A year or two ago we checked the criteria against which entries were marked, as the RHS ‘Garden’ magazine has mentioned that environmental aspects were going to have more weight. We were delighted, as we’ve always tried to garden sustainable, for example making a lot of garden compost and leaf mould to improve the soil and hold moisture in it; growing appropriate plants in the right place; and watering selectively and only when necessary.

It seems a bit churlish that when the garden’s always been awarded a Gold, we’ve still felt disappointed that the judges have mainly been concerned with how many flowers there are in bloom when they come round. And we try hard to see that there are, which is tricky as the main June flush is usually over, while the plants that will flower well into autumn won’t have started yet. But we’ve always managed it, and always been a bit disappointed that the long-term, environmental things we do haven’t really been commented on.

sometimes it’s felt as if we should just go out and buy loads of bedding plants, and never mind about sustainability and pollinators!

So this year, it was a very welcome shock when the first question we were asked was about how we were watering in the drought, and the rest of the conversation showed that they really understood and wanted us to be the things that are just part of the way we garden here. But we were so surprised that we forgot to mention most of them – I remember muttering something wishy-washy about how we grew mainly perennials, and only watered selectively (that at least would have been obvious – we’d been round there at 7 that morning watering the plants that really needed it, so they’d be fresh for the judges; and the marks on the ground showed that we weren’t just watering indiscriminately.

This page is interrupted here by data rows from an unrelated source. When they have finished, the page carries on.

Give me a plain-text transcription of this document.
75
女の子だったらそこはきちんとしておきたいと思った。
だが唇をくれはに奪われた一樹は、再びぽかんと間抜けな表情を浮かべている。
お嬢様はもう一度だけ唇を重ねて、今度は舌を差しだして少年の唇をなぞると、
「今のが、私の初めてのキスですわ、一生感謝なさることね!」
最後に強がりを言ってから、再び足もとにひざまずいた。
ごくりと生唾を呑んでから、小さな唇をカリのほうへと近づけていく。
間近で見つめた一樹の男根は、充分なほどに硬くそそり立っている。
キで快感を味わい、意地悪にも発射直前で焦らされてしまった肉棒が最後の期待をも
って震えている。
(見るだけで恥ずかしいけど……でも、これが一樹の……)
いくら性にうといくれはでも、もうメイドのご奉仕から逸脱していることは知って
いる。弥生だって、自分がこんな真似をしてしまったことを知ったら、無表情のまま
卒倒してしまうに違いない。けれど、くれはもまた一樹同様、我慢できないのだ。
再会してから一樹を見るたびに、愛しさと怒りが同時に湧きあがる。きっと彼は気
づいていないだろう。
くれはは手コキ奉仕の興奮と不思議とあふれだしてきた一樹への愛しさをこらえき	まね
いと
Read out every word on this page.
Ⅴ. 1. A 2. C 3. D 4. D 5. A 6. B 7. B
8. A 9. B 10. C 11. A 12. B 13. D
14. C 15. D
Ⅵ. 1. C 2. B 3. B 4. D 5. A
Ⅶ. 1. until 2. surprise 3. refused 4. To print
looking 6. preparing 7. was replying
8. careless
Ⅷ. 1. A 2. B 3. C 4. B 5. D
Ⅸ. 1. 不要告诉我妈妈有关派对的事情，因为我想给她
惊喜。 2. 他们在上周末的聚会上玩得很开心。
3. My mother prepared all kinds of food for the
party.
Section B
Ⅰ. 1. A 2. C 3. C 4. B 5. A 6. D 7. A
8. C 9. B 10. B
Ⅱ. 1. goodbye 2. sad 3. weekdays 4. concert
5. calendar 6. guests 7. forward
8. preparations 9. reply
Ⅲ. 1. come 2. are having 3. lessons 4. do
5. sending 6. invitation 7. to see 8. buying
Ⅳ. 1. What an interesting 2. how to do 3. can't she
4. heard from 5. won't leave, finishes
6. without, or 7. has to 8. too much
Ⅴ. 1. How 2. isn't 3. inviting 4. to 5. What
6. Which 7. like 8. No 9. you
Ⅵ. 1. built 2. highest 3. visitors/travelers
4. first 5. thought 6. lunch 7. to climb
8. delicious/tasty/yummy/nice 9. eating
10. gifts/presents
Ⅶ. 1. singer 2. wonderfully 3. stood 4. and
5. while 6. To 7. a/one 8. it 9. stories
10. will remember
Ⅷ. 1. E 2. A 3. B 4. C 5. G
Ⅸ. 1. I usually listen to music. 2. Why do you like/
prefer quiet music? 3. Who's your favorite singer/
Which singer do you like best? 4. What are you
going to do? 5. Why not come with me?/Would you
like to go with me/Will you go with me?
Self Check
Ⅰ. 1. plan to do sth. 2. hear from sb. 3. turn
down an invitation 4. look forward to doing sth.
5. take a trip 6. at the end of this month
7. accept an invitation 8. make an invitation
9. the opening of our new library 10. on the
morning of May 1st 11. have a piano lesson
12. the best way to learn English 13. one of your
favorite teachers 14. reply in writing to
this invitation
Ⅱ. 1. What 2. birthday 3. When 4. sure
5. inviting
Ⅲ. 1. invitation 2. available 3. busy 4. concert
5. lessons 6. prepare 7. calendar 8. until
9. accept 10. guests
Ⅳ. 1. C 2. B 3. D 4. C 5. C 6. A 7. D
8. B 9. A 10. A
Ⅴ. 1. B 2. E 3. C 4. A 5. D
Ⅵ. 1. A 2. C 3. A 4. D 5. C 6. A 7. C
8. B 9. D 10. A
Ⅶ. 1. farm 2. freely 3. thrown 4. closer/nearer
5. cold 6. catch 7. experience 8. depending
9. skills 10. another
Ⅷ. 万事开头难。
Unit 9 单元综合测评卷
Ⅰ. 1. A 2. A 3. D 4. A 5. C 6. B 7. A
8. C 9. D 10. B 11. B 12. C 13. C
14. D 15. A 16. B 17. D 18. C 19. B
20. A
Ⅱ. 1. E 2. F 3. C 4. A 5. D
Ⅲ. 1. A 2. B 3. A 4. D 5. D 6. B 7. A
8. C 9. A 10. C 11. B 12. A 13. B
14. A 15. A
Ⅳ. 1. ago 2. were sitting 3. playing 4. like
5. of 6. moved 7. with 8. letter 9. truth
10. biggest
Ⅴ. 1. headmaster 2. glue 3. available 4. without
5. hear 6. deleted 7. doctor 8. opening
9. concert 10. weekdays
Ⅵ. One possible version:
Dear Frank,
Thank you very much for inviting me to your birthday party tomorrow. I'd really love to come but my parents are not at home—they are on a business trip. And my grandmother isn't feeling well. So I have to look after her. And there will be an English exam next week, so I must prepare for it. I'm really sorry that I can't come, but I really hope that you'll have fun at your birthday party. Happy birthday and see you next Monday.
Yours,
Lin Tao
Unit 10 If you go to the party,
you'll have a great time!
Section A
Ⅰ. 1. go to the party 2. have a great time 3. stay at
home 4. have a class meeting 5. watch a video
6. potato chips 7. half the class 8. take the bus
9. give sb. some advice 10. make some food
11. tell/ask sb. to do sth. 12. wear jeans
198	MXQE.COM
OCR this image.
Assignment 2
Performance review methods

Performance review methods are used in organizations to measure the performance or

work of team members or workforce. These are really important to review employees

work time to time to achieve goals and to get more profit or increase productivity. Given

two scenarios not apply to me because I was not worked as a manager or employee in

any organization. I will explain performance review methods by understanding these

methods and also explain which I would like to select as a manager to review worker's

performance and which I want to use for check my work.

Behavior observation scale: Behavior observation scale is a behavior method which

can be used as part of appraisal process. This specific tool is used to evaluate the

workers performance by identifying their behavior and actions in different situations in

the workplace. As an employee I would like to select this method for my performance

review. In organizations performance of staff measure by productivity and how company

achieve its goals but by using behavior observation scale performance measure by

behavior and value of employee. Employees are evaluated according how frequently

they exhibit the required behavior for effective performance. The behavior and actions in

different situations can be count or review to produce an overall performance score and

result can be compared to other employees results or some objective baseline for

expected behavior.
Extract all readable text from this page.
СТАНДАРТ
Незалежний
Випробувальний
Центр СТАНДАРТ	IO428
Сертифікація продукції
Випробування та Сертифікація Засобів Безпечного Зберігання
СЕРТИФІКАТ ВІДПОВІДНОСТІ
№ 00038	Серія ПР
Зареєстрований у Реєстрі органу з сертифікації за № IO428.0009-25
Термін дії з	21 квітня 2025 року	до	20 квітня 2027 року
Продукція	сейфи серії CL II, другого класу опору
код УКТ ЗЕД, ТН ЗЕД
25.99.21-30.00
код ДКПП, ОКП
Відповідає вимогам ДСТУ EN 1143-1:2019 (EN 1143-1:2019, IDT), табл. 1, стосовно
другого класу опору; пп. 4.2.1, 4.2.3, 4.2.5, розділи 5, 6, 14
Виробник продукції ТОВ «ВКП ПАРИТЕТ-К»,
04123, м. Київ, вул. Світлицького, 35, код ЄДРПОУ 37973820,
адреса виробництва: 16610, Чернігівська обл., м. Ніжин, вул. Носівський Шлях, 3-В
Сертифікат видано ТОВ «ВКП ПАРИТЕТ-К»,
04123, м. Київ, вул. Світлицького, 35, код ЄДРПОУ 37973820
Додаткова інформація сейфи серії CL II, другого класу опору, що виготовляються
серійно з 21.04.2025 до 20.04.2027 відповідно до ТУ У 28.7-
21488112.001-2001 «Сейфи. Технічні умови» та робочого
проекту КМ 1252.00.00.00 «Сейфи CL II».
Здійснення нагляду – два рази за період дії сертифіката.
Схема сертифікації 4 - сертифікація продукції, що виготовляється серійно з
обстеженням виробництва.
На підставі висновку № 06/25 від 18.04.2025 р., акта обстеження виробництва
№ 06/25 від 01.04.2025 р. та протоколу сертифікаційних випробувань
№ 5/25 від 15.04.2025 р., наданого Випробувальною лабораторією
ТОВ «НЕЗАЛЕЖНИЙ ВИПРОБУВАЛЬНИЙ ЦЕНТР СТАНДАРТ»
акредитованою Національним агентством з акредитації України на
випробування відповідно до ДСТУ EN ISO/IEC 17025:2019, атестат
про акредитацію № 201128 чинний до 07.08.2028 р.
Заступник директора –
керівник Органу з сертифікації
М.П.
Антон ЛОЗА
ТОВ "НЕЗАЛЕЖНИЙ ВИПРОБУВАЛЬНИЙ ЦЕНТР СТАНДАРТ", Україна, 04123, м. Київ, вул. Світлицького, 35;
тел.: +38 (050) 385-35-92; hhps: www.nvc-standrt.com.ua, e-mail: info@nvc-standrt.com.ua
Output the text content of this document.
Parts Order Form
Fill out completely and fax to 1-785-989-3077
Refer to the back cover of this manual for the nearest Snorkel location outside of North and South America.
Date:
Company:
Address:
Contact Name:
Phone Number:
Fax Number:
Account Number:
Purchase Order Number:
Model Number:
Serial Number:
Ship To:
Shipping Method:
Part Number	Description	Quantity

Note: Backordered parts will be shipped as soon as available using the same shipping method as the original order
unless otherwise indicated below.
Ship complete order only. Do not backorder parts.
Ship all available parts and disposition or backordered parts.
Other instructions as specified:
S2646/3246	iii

We’ll know in a few weeks how the judges assessed us; but in the meantime, those conversations have sparked a lot of thinking about what we should be growing here, now that droughts are more frequent and particularly, now we’ve had the kind of temperatures we had this year. Sadly, we’re going to have to let some plants die – but we’ll learn from it, and replace them with even more appropriate ones.

Watch this space!

Unintended consequences

18 July 2022

Over the last couple of weeks we’ve been watering a bit more often than usual.

This is mainly because there are more new plants to water, mainly the nasturtiums and French marigolds that the preschool children weren’t able to plant out until a week or two ago. We usually water plants a few times after they’ve been put in, to help them get established quickly.

We’d also mulched most of the beds with the contents of one of the compost bins, so all in all, the ground round the new plants was pretty soft.

We’ve noticed over the last couple of week’s that something’s been digging holes in some of the beds during the night. This morning we realised that all the holes are near recently-planted flowers. It’s just dawned on us that watering frequently + mulching with compost = very soft ground – much easier to dig in!

And this morning, we found badger poo in the hole next to one of the uprooted plants – so now we know the culprit, too. Not quite the wildlife we were expecting to encourage into the gardens, but very welcome all the same!